There are many different modalities of ventilators and respiratory devices in the NICU setting. The risks and benefits should be discussed with your neonatologist, as well as the indication for use on your baby. NICU nurses HEAVILY RELY on our respiratory therapists, since they are the ones who literally “eat, sleep, and breathe” all things related to preemie lungs! Here is my short and hopefully helpful description of the various types of NICU respiratory support:
HFOV (High Frequency Oscillator Ventilator) — Provides smaller, faster, but shorter bursts of breaths which may be less damaging to the preemie’s fragile lungs. This type of ventilator helps to reduce the chronic respiratory problems experienced by babies born prematurely by improving carbon dioxide elimination.
Various Mechanical Ventilators (Conventional, Drager, etc.) — A machine that helps the baby breathe (via breathing for the baby) when the baby is unable to breathe on his/her own.
HFJV (High Frequency Jet Ventilator, “Jet”) — High-frequency ventilators are often used for very small, very sick, extremely premature babies. They breathe much faster than conventional ventilators.
CPAP (Continuous Positive Airway Pressure) — A mode of ventilator assistance in which positive pressure is delivered to the airway throughout the respiratory cycle. Constant air pressure is transmitted down into the baby’s lungs, helping them to stay inflated (distended) and eliminating alveolar collapse.
SiPAP — A type of non-invasive ventilatory support used in preemies. It provides bi-level nasal CPAP for the spontaneously breathing neonate through the delivery of sighs above a baseline CPAP pressure. These sighs may be timed, at a rate specified by clinicians, or “triggered” by the baby’s own inspiratory efforts. This mode is also used when extubating patients and helps to maintain functional residual capacity, reduce work of breathing, and stimulate the respiratory center.
HFNC (High Flow Nasal Cannula) — This is a small plastic tube that goes into the baby’s nose and is humidified with increased oxygen/air potential. The air-oxygen flow (via blender) ranges from 1-6 L/minute.
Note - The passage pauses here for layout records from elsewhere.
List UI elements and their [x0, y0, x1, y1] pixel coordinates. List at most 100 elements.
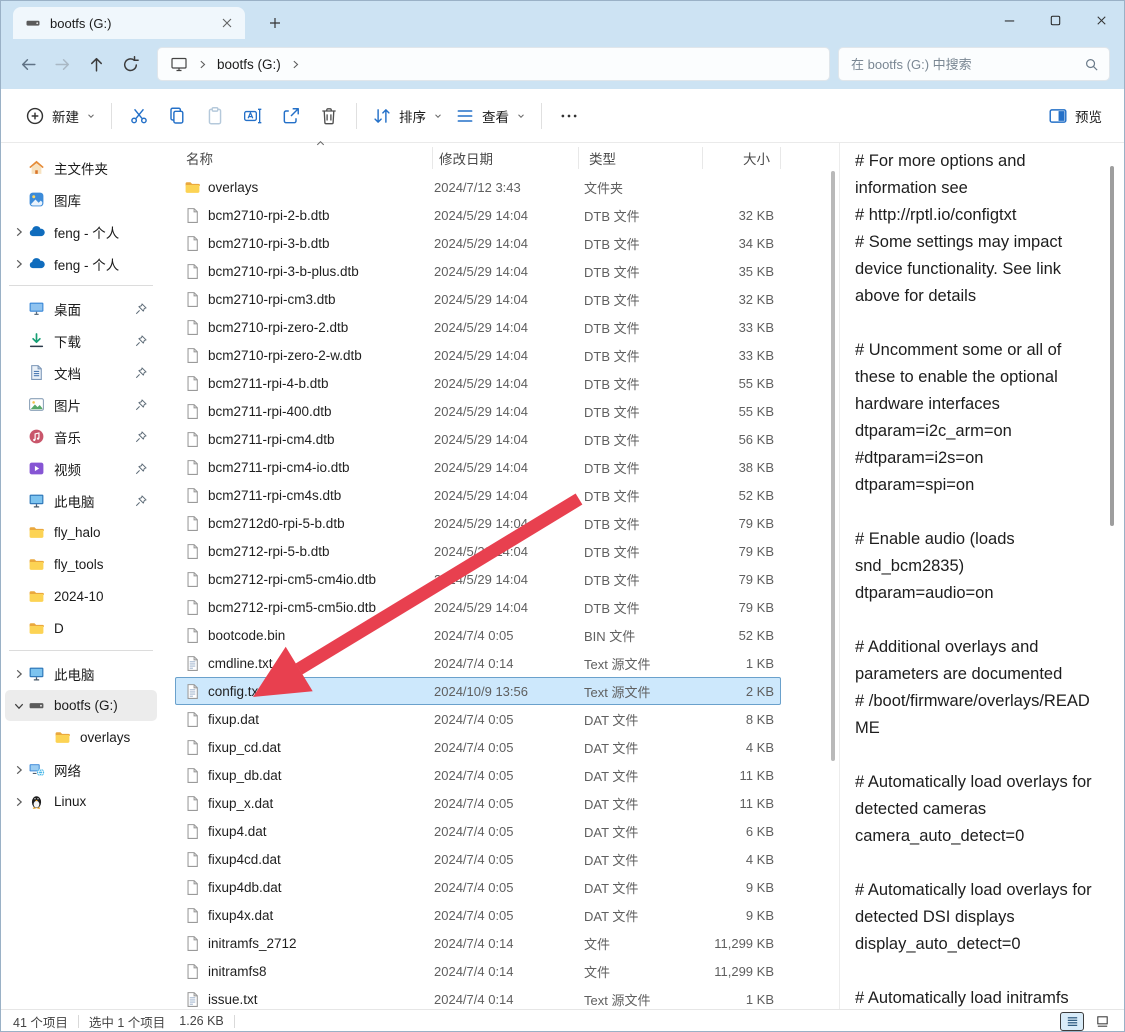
chevron-right-icon[interactable]: [13, 258, 25, 270]
up-button[interactable]: [79, 47, 113, 81]
file-row[interactable]: initramfs_2712 2024/7/4 0:14 文件 11,299 K…: [175, 929, 781, 957]
sidebar-item[interactable]: overlays: [5, 722, 157, 753]
file-name: fixup.dat: [208, 712, 259, 727]
sidebar-item-label: 文档: [54, 363, 134, 383]
column-header-date[interactable]: 修改日期: [433, 147, 579, 169]
file-row[interactable]: fixup4cd.dat 2024/7/4 0:05 DAT 文件 4 KB: [175, 845, 781, 873]
maximize-button[interactable]: [1032, 1, 1078, 39]
back-button[interactable]: [11, 47, 45, 81]
file-row[interactable]: fixup_cd.dat 2024/7/4 0:05 DAT 文件 4 KB: [175, 733, 781, 761]
share-button[interactable]: [273, 98, 309, 134]
more-options-button[interactable]: [551, 98, 587, 134]
chevron-right-icon[interactable]: [13, 796, 25, 808]
chevron-right-icon[interactable]: [13, 226, 25, 238]
file-row[interactable]: fixup.dat 2024/7/4 0:05 DAT 文件 8 KB: [175, 705, 781, 733]
sidebar-item[interactable]: bootfs (G:): [5, 690, 157, 721]
minimize-button[interactable]: [986, 1, 1032, 39]
file-row[interactable]: bootcode.bin 2024/7/4 0:05 BIN 文件 52 KB: [175, 621, 781, 649]
file-row[interactable]: bcm2710-rpi-cm3.dtb 2024/5/29 14:04 DTB …: [175, 285, 781, 313]
search-input[interactable]: [851, 57, 1084, 72]
file-row[interactable]: config.txt 2024/10/9 13:56 Text 源文件 2 KB: [175, 677, 781, 705]
refresh-button[interactable]: [113, 47, 147, 81]
chevron-right-icon[interactable]: [13, 668, 25, 680]
file-row[interactable]: cmdline.txt 2024/7/4 0:14 Text 源文件 1 KB: [175, 649, 781, 677]
sidebar-item[interactable]: feng - 个人: [5, 248, 157, 279]
sidebar-item[interactable]: 下载: [5, 325, 157, 356]
sidebar-item[interactable]: 此电脑: [5, 485, 157, 516]
address-bar[interactable]: bootfs (G:): [157, 47, 830, 81]
delete-button[interactable]: [311, 98, 347, 134]
file-row[interactable]: bcm2710-rpi-3-b-plus.dtb 2024/5/29 14:04…: [175, 257, 781, 285]
sidebar-item[interactable]: feng - 个人: [5, 216, 157, 247]
details-view-toggle[interactable]: [1060, 1012, 1084, 1031]
file-row[interactable]: bcm2712-rpi-cm5-cm5io.dtb 2024/5/29 14:0…: [175, 593, 781, 621]
file-icon: [184, 599, 201, 616]
sidebar-item[interactable]: fly_tools: [5, 549, 157, 580]
sidebar-item[interactable]: 音乐: [5, 421, 157, 452]
file-row[interactable]: fixup_x.dat 2024/7/4 0:05 DAT 文件 11 KB: [175, 789, 781, 817]
file-row[interactable]: bcm2711-rpi-400.dtb 2024/5/29 14:04 DTB …: [175, 397, 781, 425]
sidebar-item[interactable]: fly_halo: [5, 517, 157, 548]
chevron-down-icon[interactable]: [13, 700, 25, 712]
file-size: 32 KB: [704, 208, 774, 223]
sidebar-item[interactable]: 图库: [5, 184, 157, 215]
chevron-right-icon[interactable]: [13, 764, 25, 776]
forward-button[interactable]: [45, 47, 79, 81]
icons-view-icon: [1095, 1014, 1110, 1029]
sidebar-item[interactable]: 文档: [5, 357, 157, 388]
sort-button[interactable]: 排序: [366, 98, 449, 134]
file-row[interactable]: issue.txt 2024/7/4 0:14 Text 源文件 1 KB: [175, 985, 781, 1013]
file-row[interactable]: overlays 2024/7/12 3:43 文件夹: [175, 173, 781, 201]
cut-button[interactable]: [121, 98, 157, 134]
file-row[interactable]: bcm2710-rpi-3-b.dtb 2024/5/29 14:04 DTB …: [175, 229, 781, 257]
breadcrumb-chevron-icon[interactable]: [197, 59, 208, 70]
file-row[interactable]: bcm2710-rpi-2-b.dtb 2024/5/29 14:04 DTB …: [175, 201, 781, 229]
preview-scrollbar[interactable]: [1110, 166, 1114, 526]
file-row[interactable]: bcm2711-rpi-cm4.dtb 2024/5/29 14:04 DTB …: [175, 425, 781, 453]
paste-button[interactable]: [197, 98, 233, 134]
column-header-name[interactable]: 名称: [175, 147, 433, 169]
file-row[interactable]: bcm2710-rpi-zero-2-w.dtb 2024/5/29 14:04…: [175, 341, 781, 369]
file-row[interactable]: fixup_db.dat 2024/7/4 0:05 DAT 文件 11 KB: [175, 761, 781, 789]
column-header-size[interactable]: 大小: [703, 147, 781, 169]
sidebar-item[interactable]: 视频: [5, 453, 157, 484]
tab-close-button[interactable]: [219, 15, 235, 31]
file-name: bcm2710-rpi-zero-2-w.dtb: [208, 348, 362, 363]
file-type: Text 源文件: [580, 682, 704, 701]
preview-toggle-button[interactable]: 预览: [1042, 98, 1108, 134]
sidebar-item[interactable]: 图片: [5, 389, 157, 420]
file-row[interactable]: bcm2711-rpi-cm4-io.dtb 2024/5/29 14:04 D…: [175, 453, 781, 481]
share-icon: [281, 106, 301, 126]
file-row[interactable]: fixup4x.dat 2024/7/4 0:05 DAT 文件 9 KB: [175, 901, 781, 929]
sidebar-item[interactable]: 此电脑: [5, 658, 157, 689]
sidebar-item[interactable]: 2024-10: [5, 581, 157, 612]
sidebar-item[interactable]: 网络: [5, 754, 157, 785]
file-row[interactable]: initramfs8 2024/7/4 0:14 文件 11,299 KB: [175, 957, 781, 985]
file-row[interactable]: fixup4db.dat 2024/7/4 0:05 DAT 文件 9 KB: [175, 873, 781, 901]
new-button[interactable]: 新建: [19, 98, 102, 134]
file-row[interactable]: bcm2712-rpi-cm5-cm4io.dtb 2024/5/29 14:0…: [175, 565, 781, 593]
search-box[interactable]: [838, 47, 1110, 81]
sidebar-item[interactable]: Linux: [5, 786, 157, 817]
icons-view-toggle[interactable]: [1090, 1012, 1114, 1031]
preview-line: [855, 310, 1100, 337]
copy-button[interactable]: [159, 98, 195, 134]
sidebar-item[interactable]: 主文件夹: [5, 152, 157, 183]
file-row[interactable]: bcm2712d0-rpi-5-b.dtb 2024/5/29 14:04 DT…: [175, 509, 781, 537]
breadcrumb-chevron-icon[interactable]: [290, 59, 301, 70]
file-row[interactable]: bcm2710-rpi-zero-2.dtb 2024/5/29 14:04 D…: [175, 313, 781, 341]
column-header-type[interactable]: 类型: [579, 147, 703, 169]
file-row[interactable]: bcm2711-rpi-4-b.dtb 2024/5/29 14:04 DTB …: [175, 369, 781, 397]
sidebar-item[interactable]: 桌面: [5, 293, 157, 324]
close-button[interactable]: [1078, 1, 1124, 39]
new-tab-button[interactable]: [267, 15, 283, 31]
explorer-tab[interactable]: bootfs (G:): [13, 7, 245, 39]
view-button[interactable]: 查看: [449, 98, 532, 134]
sidebar-item[interactable]: D: [5, 613, 157, 644]
file-row[interactable]: bcm2712-rpi-5-b.dtb 2024/5/29 14:04 DTB …: [175, 537, 781, 565]
file-row[interactable]: bcm2711-rpi-cm4s.dtb 2024/5/29 14:04 DTB…: [175, 481, 781, 509]
rename-button[interactable]: [235, 98, 271, 134]
breadcrumb-location[interactable]: bootfs (G:): [217, 57, 281, 72]
file-list-scrollbar[interactable]: [831, 171, 835, 761]
file-row[interactable]: fixup4.dat 2024/7/4 0:05 DAT 文件 6 KB: [175, 817, 781, 845]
Minimal oxygen support is provided with high pressure.
RAM Cannula — A “newer” oxygen delivery device that can be used as an alternative approach to delivering positive pressure. By providing a continuous distending pressure and intermittent breaths, this mode improves tidal volumes, reduces work of breathing, improves oxygenation, and increases carbon dioxide elimination. Due to the increased diameter of the inner nasal prongs, a decrease in airflow resistance is allowed when compared to a traditional nasal cannula.
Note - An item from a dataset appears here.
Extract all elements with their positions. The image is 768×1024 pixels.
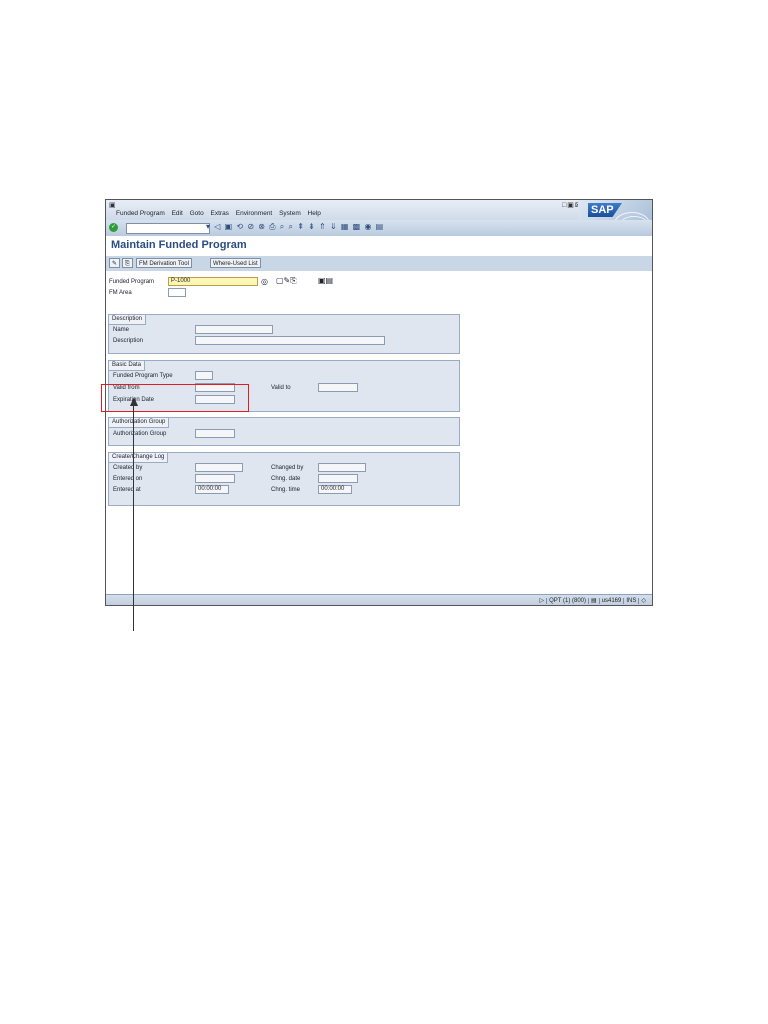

iNO (Inhaled Nitric Oxide) — Improves gas exchange in infants with chronic respiratory failure (persistent pulmonary hypertension of the newborn “PPHN”) through enhanced ventilation-perfusion matching and/or a reversal or extrapulmonary shunting.
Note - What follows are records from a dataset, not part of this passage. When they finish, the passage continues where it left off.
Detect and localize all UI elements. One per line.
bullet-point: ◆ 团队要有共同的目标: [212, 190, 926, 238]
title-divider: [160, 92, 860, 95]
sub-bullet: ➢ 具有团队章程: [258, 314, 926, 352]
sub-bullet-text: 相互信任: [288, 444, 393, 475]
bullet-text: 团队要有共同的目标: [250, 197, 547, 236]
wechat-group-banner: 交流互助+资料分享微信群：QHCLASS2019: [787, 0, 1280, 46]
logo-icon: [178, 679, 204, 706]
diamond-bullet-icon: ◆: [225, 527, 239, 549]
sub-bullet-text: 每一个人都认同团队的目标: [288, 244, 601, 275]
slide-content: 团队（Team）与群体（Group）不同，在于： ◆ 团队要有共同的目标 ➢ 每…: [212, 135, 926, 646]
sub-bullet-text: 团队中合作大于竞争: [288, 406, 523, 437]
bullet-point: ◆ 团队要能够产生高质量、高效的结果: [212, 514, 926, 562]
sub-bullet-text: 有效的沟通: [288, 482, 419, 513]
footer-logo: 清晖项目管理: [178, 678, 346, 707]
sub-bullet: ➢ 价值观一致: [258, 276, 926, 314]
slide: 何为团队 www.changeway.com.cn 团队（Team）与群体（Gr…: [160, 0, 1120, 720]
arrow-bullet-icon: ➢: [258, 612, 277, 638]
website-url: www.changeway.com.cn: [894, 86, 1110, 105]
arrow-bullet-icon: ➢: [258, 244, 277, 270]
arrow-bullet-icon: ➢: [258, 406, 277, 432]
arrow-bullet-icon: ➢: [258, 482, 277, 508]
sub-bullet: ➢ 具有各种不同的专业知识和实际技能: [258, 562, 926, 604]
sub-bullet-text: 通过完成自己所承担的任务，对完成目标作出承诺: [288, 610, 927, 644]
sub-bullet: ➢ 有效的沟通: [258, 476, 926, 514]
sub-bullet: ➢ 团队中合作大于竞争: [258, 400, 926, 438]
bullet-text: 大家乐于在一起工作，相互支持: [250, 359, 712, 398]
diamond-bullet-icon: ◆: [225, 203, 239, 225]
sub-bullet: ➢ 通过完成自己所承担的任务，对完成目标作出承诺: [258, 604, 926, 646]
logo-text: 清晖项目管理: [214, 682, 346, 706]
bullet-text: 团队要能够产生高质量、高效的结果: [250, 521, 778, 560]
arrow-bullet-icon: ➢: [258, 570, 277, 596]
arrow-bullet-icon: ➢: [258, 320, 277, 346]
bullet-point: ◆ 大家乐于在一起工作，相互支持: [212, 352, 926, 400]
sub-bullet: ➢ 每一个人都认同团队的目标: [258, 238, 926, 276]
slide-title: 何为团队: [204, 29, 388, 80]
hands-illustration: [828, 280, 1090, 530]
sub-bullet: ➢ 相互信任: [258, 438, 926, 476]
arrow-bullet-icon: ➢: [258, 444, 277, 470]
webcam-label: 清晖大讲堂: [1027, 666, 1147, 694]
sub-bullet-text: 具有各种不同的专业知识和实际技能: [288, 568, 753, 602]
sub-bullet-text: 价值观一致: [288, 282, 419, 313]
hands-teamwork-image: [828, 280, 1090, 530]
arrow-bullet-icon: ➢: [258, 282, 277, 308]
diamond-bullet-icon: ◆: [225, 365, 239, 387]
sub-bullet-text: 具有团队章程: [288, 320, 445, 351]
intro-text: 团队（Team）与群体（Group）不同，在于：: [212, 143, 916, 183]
Oxygen blenders allow the fraction of inspired O2 concentration to be adjusted between 21% and 100%
NICU RTs & RNs… Am I missing anything from the list? What are your thoughts, comments, suggestions, questions, etc.? Isn’t it so incredible how the loud, scary, bulky, ancient ventilators that existed when dinosaurs roamed the earth are the ones that are the most gentle, successful, and effective on the preemie’s tiny, fragile lungs?